Kyungsoo bufou afastando a carta de seu rosto, desviando seu olhar para a janela de seu quarto, a única com luz solar direta que refletia em seu rosto branco e cabelo preto. Não era necessária uma "reversão", ele estava decidido e o faria. Não tinha que se despedir de ninguém e seus assuntos legais estavam mais do que resolvidos com o seu advogado, Kim Junmyeon, o qual foi um verdadeiro grão de areia no cu no momento de comunicar o porquê de sua decisão. Foram meses tentando convencê-lo, discutindo, brigando, ameaçando com auto demissão, até que uma crise da doença de Kyungsoo o fez entender que não tinha volta atrás, e que ele realmente não podia continuar nessa tortura vinda de um jeito tão abrupto.

Essa doença era esclerose múltipla, que se converteu em um calvário silencioso para a sua mente e corpo desde que fora detectada em uma idade precoce. A doença atacava o seu sistema nervoso central, matando a membrana que cobre os nervos e os destruindo. Resumindo tudo, a esclerose "desconecta" seus órgãos ou músculos, os quais já não podiam responder a uma ordem cerebral e perdiam a mobilidade e função. Com o passar do tempo seus membros paralisariam, seus órgãos deixariam de funcionar. Coisas básicas como comer e respirar, também pararia de acontecer eventualmente diante da nula comunicação nervosa com o seu corpo. Algo tão vital como o respirar, até como a batida de seu coração pararia... Esse seria o momento de sua morte inevitável: Não havia cura conhecida para a doença até o momento.

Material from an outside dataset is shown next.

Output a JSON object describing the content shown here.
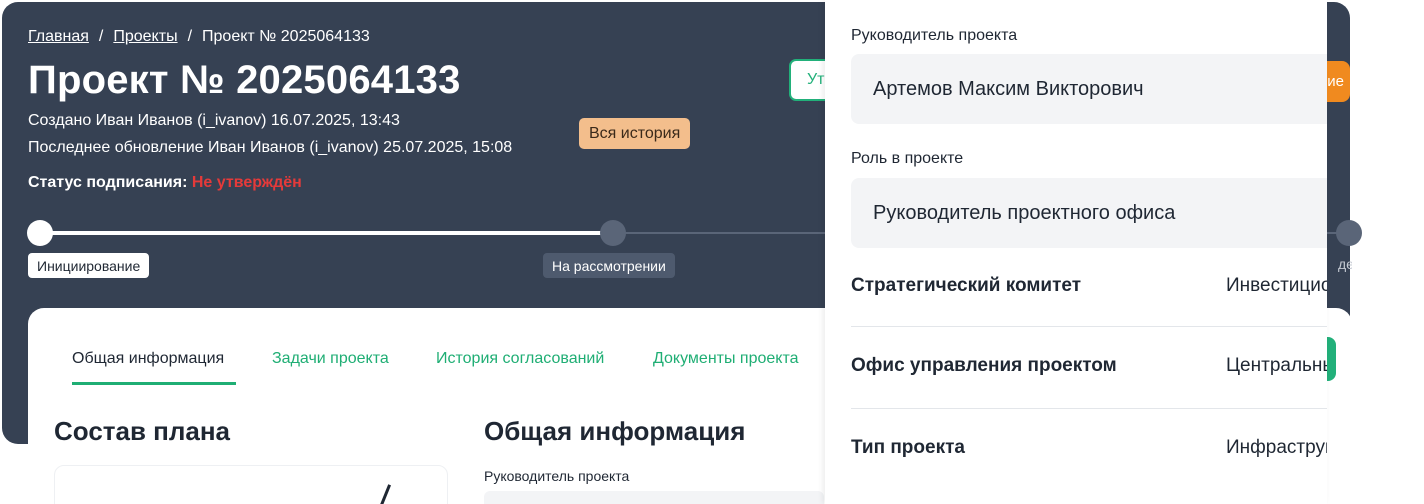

Foi um caso excepcional e a equipe médica fez todo o possível aproveitando o seu corpo jovem para diminuir o avance e seus efeitos. Ninguém pensou na tortura que foi para Kyungsoo, sentindo como o seu corpo ia perdendo a vitalidade e a força com o passar do tempo: primeiro, as perfurações em suas pernas e uma dormência na metade de seu rosto, esse foi o alerta adiantado do diagnóstico definitivo. Os medicamentos mantiveram a enfermidade controlada, mas as suas pernas já não podiam sustentá-lo, perdendo o movimento de maneira gradativa, tornando-as rígidas. Kyungsoo teve que começar a utilizar bengala e apoio, mas foi ficando dificultoso andar em um "burrinho", condenando-o a uma cadeira de rodas que dificultosamente podia mover com seus braços. Não voltou a sair de sua casa desde então, já que não tinha força suficiente para se locomover a grandes distâncias.

Foi difícil para ele manter-se por conta própria nesse estado. Já não podia cozinhar para si mesmo, o banho era uma tarefa titânica e só o fato de ir ao banheiro exigia um esforço monumental que o deixava cada vez mais esgotado espiritualmente do que fisicamente: Seu corpo não respondia e praticamente arrastava a si mesmo por toda a casa e até fazer as mínimas coisas para si já era um fodido esforço.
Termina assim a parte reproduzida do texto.